We found that there are steps the government can take before a disaster to mitigate the impact on people and output, particularly in countries very prone to disasters for geophysical or meteorological reasons.
First, many low-income countries lack the budget resources and technical and human capacity to prepare for disasters or to build levees or retrofit offices and homes to withstand storms. In fact, because such financing is offered at such low interest rates, it may not make sense to spend scarce resources before a disaster; the expense may not justify the expected return. Read our guide on how to prepare a risk assessment, and then download our free risk assessment template. The BIA helps identify the most critical business processes and describes the potential impact of a disruption to those processes, and a risk assessment identifies internal and external situations that could negatively impact the critical processes. Read our guide, and then download our free risk assessment template, which is available as a Word doc or PDF.
The document is Special Publication 800-30, Risk Management Guide for Information Technology Systems.
It may also be useful to conduct a vulnerability assessment, which helps identify situations in which the organization may be putting itself at increased risk by not performing certain activities.


By contrast, man-made events are those in which an individual or multiple persons may be held accountable for contributing to the event(s) that caused the disaster.
This will depend on management's risk appetite, which is their willingness to deal appropriately with risks. Weighted by land area and population, small island states suffer the highest frequency of natural disasters. The impact can be alleviated by foreign aid and investment, but after large disasters the growth and income effects usually persist. Better institutions and a better-educated population help ensure a capable and efficient disaster response, good allocation of foreign aid, and proper enforcement of such structural measures as building codes and zoning laws, which helps reduce damages when they hit.
In such regions, a policy framework that explicitly takes into account the risks and costs of disasters would allow the government to better prepare for, and respond to, natural disaster shocks. When the economic costs are lessened resources are freed up for disaster preparedness, resilience, and mitigation, which can save lives in the future.
The Caribbean Catastrophe Risk Insurance Facility (CCRIF) is one such example and has recently supported immediate relief to Caribbean countries. Instead, policymakers and their foreign partners should integrate new and better ways to manage risk and reduce costs ahead of time. The risk assessment will also help you determine what steps, if properly implemented, could reduce the severity of the event.

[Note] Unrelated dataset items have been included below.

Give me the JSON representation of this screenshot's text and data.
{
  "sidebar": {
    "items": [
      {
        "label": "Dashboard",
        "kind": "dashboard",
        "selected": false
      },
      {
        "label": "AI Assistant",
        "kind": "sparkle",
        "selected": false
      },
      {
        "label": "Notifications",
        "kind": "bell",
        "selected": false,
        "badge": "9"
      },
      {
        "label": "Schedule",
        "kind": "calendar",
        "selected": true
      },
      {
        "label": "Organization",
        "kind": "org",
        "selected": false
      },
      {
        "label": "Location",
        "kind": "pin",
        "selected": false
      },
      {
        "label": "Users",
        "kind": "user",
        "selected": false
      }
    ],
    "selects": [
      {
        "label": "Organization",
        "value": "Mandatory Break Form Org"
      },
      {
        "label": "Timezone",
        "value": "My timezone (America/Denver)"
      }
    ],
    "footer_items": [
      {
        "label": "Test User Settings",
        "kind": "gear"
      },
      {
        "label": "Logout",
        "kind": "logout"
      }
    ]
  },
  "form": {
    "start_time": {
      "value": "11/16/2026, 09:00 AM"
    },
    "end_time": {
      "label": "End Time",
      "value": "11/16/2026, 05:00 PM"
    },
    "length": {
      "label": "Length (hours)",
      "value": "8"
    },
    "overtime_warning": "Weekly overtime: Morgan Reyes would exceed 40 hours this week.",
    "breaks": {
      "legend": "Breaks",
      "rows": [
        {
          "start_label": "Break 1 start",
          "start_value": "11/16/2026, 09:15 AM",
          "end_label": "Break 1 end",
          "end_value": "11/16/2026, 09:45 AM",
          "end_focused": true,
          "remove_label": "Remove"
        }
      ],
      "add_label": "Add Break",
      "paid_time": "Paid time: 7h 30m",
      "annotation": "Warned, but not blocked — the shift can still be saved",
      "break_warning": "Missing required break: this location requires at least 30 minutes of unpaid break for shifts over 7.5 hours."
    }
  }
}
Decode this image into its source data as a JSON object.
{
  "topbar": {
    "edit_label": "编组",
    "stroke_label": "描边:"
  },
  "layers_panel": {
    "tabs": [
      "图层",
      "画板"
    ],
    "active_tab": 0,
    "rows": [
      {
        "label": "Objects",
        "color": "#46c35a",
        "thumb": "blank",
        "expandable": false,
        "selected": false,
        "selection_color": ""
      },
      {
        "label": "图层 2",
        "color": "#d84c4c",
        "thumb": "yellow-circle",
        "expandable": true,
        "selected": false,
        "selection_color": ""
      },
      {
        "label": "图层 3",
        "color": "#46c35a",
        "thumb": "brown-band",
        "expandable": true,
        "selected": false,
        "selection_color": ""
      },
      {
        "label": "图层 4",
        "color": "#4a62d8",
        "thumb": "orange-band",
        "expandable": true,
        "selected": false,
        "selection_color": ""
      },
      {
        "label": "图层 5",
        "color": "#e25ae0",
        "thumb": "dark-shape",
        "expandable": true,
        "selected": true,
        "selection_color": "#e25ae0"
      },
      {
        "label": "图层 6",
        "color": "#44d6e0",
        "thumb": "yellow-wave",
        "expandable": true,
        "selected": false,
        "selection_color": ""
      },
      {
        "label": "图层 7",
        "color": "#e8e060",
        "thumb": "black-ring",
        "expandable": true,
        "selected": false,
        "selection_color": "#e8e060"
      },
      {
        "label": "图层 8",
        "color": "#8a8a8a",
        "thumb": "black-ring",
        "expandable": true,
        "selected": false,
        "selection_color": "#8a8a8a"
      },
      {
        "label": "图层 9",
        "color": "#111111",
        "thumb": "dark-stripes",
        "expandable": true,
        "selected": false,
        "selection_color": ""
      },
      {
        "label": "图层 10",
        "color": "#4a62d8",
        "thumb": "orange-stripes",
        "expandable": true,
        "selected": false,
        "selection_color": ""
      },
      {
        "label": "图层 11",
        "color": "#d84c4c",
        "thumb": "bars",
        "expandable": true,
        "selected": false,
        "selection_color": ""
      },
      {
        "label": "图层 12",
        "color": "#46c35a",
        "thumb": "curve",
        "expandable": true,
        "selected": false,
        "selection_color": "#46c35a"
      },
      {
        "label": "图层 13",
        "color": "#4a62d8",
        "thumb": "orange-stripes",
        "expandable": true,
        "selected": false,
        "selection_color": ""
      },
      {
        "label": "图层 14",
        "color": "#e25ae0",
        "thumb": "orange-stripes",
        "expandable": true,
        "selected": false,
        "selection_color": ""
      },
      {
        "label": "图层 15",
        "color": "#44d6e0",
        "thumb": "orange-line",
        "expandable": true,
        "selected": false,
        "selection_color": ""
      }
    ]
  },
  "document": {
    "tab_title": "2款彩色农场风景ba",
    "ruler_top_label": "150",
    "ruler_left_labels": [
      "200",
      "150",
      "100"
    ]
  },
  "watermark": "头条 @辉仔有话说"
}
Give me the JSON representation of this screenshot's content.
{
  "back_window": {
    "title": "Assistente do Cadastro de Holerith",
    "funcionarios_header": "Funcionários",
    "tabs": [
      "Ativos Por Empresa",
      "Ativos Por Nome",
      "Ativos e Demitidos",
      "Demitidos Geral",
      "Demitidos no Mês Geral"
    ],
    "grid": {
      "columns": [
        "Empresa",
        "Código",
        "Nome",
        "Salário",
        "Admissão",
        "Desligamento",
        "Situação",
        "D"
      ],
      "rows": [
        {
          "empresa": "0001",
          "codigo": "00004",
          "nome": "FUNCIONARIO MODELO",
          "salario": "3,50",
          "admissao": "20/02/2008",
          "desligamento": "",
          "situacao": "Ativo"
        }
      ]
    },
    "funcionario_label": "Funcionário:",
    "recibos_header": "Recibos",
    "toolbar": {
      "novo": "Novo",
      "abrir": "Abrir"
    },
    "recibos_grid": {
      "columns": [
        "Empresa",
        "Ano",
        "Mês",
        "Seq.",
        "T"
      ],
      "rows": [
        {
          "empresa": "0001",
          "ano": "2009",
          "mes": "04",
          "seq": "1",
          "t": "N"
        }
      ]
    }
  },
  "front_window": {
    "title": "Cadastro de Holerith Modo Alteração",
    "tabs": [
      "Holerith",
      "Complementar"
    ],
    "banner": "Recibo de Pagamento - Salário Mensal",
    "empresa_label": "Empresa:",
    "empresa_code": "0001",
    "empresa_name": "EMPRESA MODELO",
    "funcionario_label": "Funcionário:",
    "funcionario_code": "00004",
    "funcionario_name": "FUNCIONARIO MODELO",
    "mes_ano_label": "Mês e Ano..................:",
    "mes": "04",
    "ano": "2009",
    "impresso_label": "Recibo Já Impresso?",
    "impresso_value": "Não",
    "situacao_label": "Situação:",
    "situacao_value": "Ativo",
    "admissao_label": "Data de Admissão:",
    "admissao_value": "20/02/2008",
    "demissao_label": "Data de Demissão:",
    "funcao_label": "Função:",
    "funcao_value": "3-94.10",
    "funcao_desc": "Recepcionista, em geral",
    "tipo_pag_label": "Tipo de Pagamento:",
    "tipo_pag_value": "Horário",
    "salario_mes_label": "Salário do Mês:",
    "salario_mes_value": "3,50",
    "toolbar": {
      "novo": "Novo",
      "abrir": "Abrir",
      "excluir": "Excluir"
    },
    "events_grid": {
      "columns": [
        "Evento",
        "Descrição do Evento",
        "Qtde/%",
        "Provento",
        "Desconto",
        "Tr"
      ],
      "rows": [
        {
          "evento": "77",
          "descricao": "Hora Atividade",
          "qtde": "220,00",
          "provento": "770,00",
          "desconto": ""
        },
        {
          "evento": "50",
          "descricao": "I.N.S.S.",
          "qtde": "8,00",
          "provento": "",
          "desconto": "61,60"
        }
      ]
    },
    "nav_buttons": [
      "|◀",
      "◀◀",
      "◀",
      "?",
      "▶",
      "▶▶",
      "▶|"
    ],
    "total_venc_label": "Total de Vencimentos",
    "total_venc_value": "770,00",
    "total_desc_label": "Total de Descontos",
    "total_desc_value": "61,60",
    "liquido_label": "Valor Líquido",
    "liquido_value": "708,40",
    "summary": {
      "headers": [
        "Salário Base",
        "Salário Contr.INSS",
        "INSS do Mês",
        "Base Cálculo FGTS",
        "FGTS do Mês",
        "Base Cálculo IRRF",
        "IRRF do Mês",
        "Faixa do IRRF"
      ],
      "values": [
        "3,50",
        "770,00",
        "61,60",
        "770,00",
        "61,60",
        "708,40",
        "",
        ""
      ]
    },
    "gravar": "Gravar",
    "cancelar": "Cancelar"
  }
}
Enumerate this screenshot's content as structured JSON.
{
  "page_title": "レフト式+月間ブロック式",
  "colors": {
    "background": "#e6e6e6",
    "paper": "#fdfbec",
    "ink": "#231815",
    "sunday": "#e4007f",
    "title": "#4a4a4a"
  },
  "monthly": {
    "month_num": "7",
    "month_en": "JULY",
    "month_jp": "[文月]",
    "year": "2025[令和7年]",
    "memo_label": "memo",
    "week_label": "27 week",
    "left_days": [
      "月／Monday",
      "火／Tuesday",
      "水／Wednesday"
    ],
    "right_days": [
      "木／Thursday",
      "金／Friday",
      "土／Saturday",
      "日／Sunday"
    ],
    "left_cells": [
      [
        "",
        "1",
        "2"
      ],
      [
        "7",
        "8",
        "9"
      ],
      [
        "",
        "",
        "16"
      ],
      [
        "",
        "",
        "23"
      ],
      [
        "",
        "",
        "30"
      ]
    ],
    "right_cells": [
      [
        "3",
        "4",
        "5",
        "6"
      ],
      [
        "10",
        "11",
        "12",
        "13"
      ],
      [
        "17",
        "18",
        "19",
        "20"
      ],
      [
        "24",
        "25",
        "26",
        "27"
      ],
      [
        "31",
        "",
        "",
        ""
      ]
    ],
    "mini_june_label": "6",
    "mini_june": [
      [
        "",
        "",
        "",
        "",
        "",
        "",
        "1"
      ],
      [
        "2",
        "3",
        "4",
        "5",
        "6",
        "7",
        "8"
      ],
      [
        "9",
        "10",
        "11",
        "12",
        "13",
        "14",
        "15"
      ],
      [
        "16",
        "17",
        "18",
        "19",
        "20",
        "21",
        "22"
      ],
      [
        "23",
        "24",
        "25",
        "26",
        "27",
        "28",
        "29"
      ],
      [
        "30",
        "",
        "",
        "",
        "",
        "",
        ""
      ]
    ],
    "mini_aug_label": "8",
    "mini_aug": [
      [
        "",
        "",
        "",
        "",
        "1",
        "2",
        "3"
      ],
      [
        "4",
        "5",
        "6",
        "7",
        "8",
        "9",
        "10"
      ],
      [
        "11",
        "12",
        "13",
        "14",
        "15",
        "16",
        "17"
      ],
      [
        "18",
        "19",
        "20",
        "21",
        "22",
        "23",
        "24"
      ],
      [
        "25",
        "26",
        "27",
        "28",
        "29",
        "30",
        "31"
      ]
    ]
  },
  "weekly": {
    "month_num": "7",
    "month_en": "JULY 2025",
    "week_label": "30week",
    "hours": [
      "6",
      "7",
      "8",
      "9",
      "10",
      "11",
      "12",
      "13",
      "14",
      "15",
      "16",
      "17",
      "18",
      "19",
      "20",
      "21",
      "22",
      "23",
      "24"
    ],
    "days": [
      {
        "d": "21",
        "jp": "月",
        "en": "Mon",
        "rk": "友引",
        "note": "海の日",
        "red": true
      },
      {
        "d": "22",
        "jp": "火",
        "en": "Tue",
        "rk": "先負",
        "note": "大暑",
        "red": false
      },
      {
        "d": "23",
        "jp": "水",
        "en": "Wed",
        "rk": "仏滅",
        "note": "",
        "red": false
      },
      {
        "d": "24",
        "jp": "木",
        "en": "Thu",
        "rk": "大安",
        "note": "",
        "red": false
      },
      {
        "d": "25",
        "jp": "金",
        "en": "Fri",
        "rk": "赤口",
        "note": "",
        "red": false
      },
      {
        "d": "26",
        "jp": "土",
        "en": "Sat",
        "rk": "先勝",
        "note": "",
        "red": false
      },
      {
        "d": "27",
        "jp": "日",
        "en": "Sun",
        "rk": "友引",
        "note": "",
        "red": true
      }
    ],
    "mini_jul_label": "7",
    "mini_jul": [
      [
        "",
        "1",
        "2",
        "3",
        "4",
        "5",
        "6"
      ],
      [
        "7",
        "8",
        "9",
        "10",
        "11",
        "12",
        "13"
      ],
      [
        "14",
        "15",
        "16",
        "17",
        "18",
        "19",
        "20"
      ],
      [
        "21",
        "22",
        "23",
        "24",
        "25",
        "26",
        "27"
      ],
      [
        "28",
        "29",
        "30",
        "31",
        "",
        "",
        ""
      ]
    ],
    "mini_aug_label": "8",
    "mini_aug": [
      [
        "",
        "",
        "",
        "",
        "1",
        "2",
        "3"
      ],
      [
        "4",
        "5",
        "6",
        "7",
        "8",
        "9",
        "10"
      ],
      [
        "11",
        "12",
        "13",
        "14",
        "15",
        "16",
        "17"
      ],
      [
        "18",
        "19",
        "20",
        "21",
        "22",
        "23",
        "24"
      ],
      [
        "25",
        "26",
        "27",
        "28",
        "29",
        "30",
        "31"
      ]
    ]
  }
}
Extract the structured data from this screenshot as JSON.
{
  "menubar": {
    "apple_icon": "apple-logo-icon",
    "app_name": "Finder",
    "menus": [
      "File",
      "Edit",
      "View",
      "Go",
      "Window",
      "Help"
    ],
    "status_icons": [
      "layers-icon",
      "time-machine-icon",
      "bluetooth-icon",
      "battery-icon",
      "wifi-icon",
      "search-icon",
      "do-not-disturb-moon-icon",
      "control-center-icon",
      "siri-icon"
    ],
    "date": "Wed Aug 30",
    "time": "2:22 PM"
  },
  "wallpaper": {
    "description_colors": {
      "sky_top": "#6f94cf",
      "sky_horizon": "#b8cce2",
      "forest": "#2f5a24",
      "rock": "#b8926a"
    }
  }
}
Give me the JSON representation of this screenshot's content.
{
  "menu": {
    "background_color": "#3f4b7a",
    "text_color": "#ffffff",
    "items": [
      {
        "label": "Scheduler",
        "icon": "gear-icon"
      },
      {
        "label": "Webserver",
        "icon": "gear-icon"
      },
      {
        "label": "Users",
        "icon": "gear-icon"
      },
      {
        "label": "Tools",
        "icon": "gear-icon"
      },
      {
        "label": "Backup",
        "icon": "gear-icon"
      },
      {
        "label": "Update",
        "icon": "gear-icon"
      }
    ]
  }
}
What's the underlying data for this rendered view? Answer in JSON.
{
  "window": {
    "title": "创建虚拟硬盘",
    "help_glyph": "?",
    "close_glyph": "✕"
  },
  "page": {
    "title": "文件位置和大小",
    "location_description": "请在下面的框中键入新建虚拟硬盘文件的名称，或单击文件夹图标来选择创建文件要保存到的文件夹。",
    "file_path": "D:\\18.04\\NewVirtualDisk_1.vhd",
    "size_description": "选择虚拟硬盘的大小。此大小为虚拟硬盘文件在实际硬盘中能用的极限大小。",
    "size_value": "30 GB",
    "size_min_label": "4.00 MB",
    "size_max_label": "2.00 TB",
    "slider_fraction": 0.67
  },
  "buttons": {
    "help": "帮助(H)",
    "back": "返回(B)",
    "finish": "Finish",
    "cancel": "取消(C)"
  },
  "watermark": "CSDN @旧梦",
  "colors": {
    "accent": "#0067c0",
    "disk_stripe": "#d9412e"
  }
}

An example may be the increased risk of virus attacks by not using the most current antivirus software. The strategies you define for risks can next be used to help design business continuity and disaster recovery strategies. Countries with deep financial systems and high insurance coverage fare the best, because the risk is transferred to outsiders (even in the case of local insurers through reinsurance policies), so investment and reconstruction place little or no extra fiscal burden on the state. Such preparation falls under the key pillars of risk assessment and reduction, self-insurance, and risk transfer (see table).
Use our risk analysis template to list and organize potential threats to your organization.
Finally, the risk analysis results are summarized in a report to management, with recommended mitigation activities. In our risk analysis template, you will find columns that allow you to assign qualitative terms to each of the risks to your organization.
Regardless of the methodology, the results should map to the critical business processes identified in the business impact analysis, and can help define strategies for responding to the identified risks.